3. Compute the heat delivered by that 1 gram of water at 99 degrees C into the layer of water at the top of the pot, assuming the latter is 1 m square, 1 cm deep and 4 degrees C. Start by solving the caliormetry problem to determine the final temperature of the top layer plus hot 1 gram from below and then determine how much heat was delivered in the hot water.

4. Using the heat from 3 and the time to transport from 2, estimate the heat transported in watts by 1 gram of water in convective motion (simply divide the result from 3 by the result from 2).

5. Estimate how much water at 98 degrees C can be heated by conduction from the pot's bottom (which is steel and at 100 degrees C) to a temperature of 99 degrees C in one second. To do this, compute the conductive energy flow across 1 square meeter of steel that is 5 mm thick where the temperature on opposite sides are 98 and 100 degrees respectively. Then take that conductive energy flow and dividie it by the specific heat of water which should give you a number with units (kg degrees C/s). Dividing this by 1 degree C will give you a number of kilograms of water that can be heated per second from 98 to 99 degrees C.

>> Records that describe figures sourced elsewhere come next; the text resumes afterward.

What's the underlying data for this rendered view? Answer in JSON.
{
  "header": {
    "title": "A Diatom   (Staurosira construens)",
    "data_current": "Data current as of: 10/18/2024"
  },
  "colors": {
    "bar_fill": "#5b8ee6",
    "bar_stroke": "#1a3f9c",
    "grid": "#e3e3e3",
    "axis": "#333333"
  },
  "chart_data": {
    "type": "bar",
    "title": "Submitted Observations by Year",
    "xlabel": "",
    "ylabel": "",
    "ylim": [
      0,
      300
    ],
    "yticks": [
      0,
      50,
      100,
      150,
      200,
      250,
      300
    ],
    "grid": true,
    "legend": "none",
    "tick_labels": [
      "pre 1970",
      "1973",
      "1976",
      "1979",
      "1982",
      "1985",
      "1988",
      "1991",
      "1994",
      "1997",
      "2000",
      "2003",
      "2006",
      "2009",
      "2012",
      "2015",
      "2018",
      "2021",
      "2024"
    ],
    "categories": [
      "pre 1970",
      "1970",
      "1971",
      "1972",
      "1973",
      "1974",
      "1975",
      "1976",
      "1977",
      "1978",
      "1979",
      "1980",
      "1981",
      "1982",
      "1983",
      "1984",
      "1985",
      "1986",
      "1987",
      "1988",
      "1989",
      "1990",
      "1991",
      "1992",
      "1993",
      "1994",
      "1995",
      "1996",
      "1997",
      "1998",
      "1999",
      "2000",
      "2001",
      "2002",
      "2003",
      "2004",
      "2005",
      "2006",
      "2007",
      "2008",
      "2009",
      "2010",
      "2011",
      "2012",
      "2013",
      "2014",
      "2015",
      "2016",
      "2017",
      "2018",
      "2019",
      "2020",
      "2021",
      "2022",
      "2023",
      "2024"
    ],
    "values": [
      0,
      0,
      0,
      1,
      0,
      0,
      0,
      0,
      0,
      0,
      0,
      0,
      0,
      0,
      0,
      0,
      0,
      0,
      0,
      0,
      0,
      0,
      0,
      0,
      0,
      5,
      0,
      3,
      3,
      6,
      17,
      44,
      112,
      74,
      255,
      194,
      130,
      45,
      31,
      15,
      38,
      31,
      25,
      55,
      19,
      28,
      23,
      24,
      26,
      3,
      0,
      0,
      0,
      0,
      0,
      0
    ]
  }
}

6. Finally, compare the mass per second of water that can be heated to 99 (result from 5) to the total mass in the bottom 1 cm of the pot. If it's more than half the total mass, then use only half that total mass instead (you can't have all the water rising at once). Then take that mass of rising water and multiply it by the amount of heat delivered per second in each gram of warm water (your result from 4). At this point you should have a number in watts for the total convective heat transport in the pot.